(U-WIRE) WASHINGTON – Vice Presidential candidates took on international and domestic policy issues during a debate held Tuesday night at Case Western Reserve University in Cleveland.
Vice President Dick Cheney defended his administration’s handling of the war in Iraq against Sen. John Edwards’ allegations that the Bush administration should have worked harder to capture Osama bin Laden instead. Cheney said his administration focused on Iraq because it “was the most likely nexus between terrorists and weapons of mass destruction.”
“What we did in Iraq was exactly the right thing to do,” he said. “If I had it to recommend all over again, I would recommend exactly the same course of action. The world is far safer today because Saddam Hussein is in jail, his government is no longer in power.”
While Cheney cited ongoing reconstruction efforts in the Middle East, with Afghanistan’s elections set for this week, and Iraq’ elections next January, Edwards fired back that Cheney’s administration lied to Americans about a “rosy scenario” in the region.

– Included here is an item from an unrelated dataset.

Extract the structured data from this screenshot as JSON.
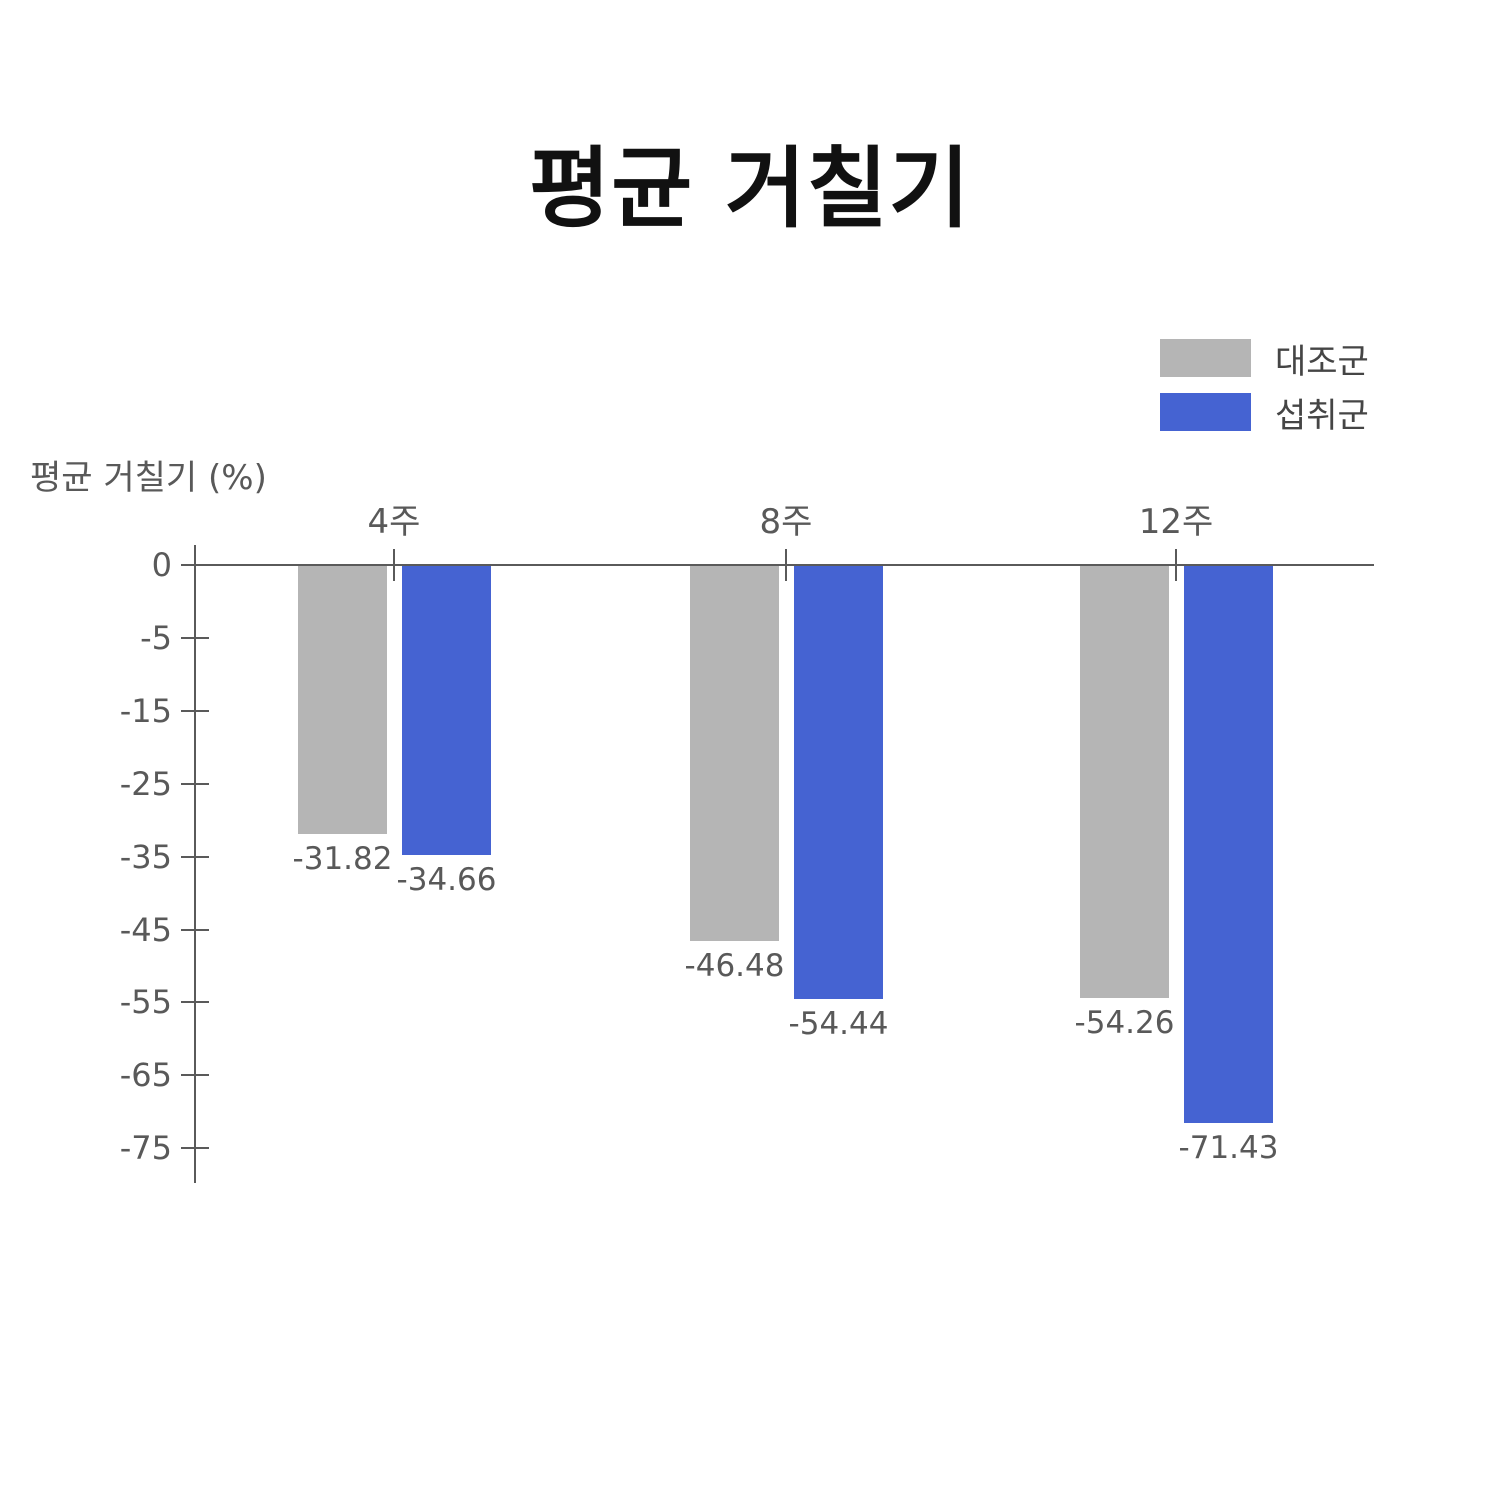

“Not only are they (Afghanistan) providing 75 percent of the world’s opium, large-cut parts of the country are under the control of drug lords and warlords,” Edwards said. “Big parts of the country are still insecure. And the reality is the part of Afghanistan, eastern Afghanistan, where Osama bin Laden is, is one of the hardest places to control and the most insecure.”
Moderator Gwen Ifill of PBS’ “The NewsHour” and “Washington Week” turned the candidates’ attention to other countries in the region, asking the candidates how America should handle the Israel-Palestine peacemaking process.
Edwards said he thinks America should prevent Iran from posing a threat to Israel, and that Israel should be defensive.
“Now, we know that the prime minister has made a decision, an historic decision, to unilaterally withdraw from Gaza. It’s important for America to participate in helping with that process, he said. “Now if Gaza’s being used as a platform for attacking the Israeli people that has to be stopped. And Israel has a right to defend itself.”
Cheney discussed steps his administration has taken in support of Israel, and called for reform of the Palestinian state.
“The president stepped forward and put in place a policy basically that said we will support the establishment of two states,” Cheney said. “First president ever to say we’ll establish and support a Palestinian state next door to Israelis.”
Ifill also questioned the candidates on their plans for the economy and how they would like to improve the quality of life for the unemployed. In the past four years, America has lost 1.6 million private sector and 2.7 million manufacturing jobs, Edwards said, adding that he and Kerry oppose outsourcing jobs to other countries.
“We want to get rid of tax cuts for companies sending jobs overseas,” he said. “We want to balance this budget, get back to fiscal responsibility. And we want to invest in the creative, innovative jobs of the future.”
However, Cheney said in the past year, he and Bush have added 1.7 million new jobs to the country.
“I think probably the most successful thing we can do with respect to ending poverty is to get people jobs. There’s no better antidote to poverty than a good, well-paying job that allows somebody to take care of their own family,” Cheney said. “To do that, we have to make America the best place in the world to do business.”
Young voters across the country said they were interested in the candidates’ plans for the next four years.
“Edwards’ bubbly-ness and his excitement coincide with John Kerry’s eloquence and his excitement,” said Allison Goldstein, a recent graduate of Arizona State University with a degree in communications. “Cheney feels like the more facts he throws out there, the more heads he’s going to change, but he just doesn’t get me excited.”
Noelle Daly, a recent graduate of Bowdoin College with a degree in English and religion, said she liked Cheney’s “manner of debating with such sobriety and logic.” “I was surprised with how impressed I was with Cheney,” she said.
The election debates continue on Friday with the second of three presidential debates.